December 14, 2010

Dec. 14: Denying the signs

author_portrait

By Jenny Speight, a senior English major from Cleveland, Ohio
SCRIPTURE: Isaiah 7:10-16 (NRSV)
Scroll down for complete Scripture.

DEVOTIONAL:

We’ve all heard that we shouldn’t put God to the test, and yet, in this passage, God invites Ahaz to do just that. He tells Ahaz to ask for a sign, be it in the Heavens or on the Earth, but Ahaz declines. My first thought was, “Wow, what great faith!” But I wonder if maybe Ahaz was simply afraid that God would prove himself.

King Ahaz was not what we might call a good man. He did not know God, let alone trust him. To receive a sign indicating that God would indeed carry them through required faith, and Ahaz had none. But God gave him a sign anyway.

Declining a sign from the God who has graciously offered to prove himself was not a gesture of faith, it was fear. God wanted to show himself to the people. So Ahaz, rather than being used by God, has God’s purposes accomplished in spite of him. The birth of Christ was announced though Ahaz declined God’s offer to show a sign. How often do we do this, ignoring or declining an offer from God?

This passage demonstrates God’s ability to accomplish what he wants in spite of us, but it doesn’t give us license to ignore him. The sign God provides is Emmanuel – God with us. When Ahaz denied the sign, he denied Emmanuel. But God gave it to us anyway.

Though we deny the sign – the very proof God so longs to give us – he continues his work anyway.

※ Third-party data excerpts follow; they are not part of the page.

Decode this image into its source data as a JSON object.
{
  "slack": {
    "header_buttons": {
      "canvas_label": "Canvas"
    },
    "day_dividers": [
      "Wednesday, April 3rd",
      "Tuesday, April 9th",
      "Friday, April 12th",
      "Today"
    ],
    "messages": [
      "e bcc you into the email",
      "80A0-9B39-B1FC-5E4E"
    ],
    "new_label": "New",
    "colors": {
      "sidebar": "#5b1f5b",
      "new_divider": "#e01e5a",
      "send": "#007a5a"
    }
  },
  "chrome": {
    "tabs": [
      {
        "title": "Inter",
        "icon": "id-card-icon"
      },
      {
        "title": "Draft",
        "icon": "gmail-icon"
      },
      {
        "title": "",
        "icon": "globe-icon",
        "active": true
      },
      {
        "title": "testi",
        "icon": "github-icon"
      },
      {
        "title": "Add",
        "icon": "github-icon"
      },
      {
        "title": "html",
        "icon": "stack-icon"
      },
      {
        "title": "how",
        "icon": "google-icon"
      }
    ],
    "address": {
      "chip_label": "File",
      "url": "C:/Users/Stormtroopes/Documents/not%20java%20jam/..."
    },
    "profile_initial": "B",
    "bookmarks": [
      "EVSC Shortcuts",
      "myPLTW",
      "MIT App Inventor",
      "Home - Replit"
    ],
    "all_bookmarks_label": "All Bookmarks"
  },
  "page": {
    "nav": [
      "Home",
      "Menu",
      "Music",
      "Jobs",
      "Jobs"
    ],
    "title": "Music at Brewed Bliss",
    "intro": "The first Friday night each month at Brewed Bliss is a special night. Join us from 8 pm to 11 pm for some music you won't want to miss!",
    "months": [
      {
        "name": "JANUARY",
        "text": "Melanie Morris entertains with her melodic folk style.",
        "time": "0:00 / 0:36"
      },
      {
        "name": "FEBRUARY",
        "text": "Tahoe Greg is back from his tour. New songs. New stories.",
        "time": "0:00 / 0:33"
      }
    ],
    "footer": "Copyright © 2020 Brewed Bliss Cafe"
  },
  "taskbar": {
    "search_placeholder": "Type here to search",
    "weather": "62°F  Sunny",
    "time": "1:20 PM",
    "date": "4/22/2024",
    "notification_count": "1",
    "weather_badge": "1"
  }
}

SCRIPTURE: Isaiah 7:10-16 (NRSV)

Again the Lord spoke to Ahaz, saying, Ask a sign of the Lord your God; let it be deep as Sheol or high as heaven. But Ahaz said, I will not ask, and I will not put the Lord to the test. Then Isaiah said: “Hear then, O house of David! Is it too little for you to weary mortals, that you weary my God also? Therefore the Lord himself will give you a sign. Look, the young woman is with child and shall bear a son, and shall name him Immanuel. He shall eat curds and honey by the time he knows how to refuse the evil and choose the good. For before the child knows how to refuse the evil and choose the good, the land before whose two kings you are in dread will be deserted.

»

«

Comments (5)

  1. Thank you, Jenny, for your thoughts. They bring an interpretation, that is very important for me at present.

    Alvaro Riveros-Polanco December 14, 2010 |
  2. Also from Ohio, we thank you for your sharing with us today.
    Wishing you and your family a meaningful Christmas.
    frank and cara

    Frank and Cara Ulrich December 14, 2010 |
  3. Thank you for giving me this new insight into the Isaiah scripture by adding its context and then challenging us today.

    Susan Miller Balzer December 14, 2010 |
  4. Jennifer, I’m so thankful God has spoken through his word to us… through the Bible and through you!!!

    Nan Kanagy December 16, 2010 |
  5. This was beautiful insight on a more difficult Advent text & context, & just what I needed today. Thank you!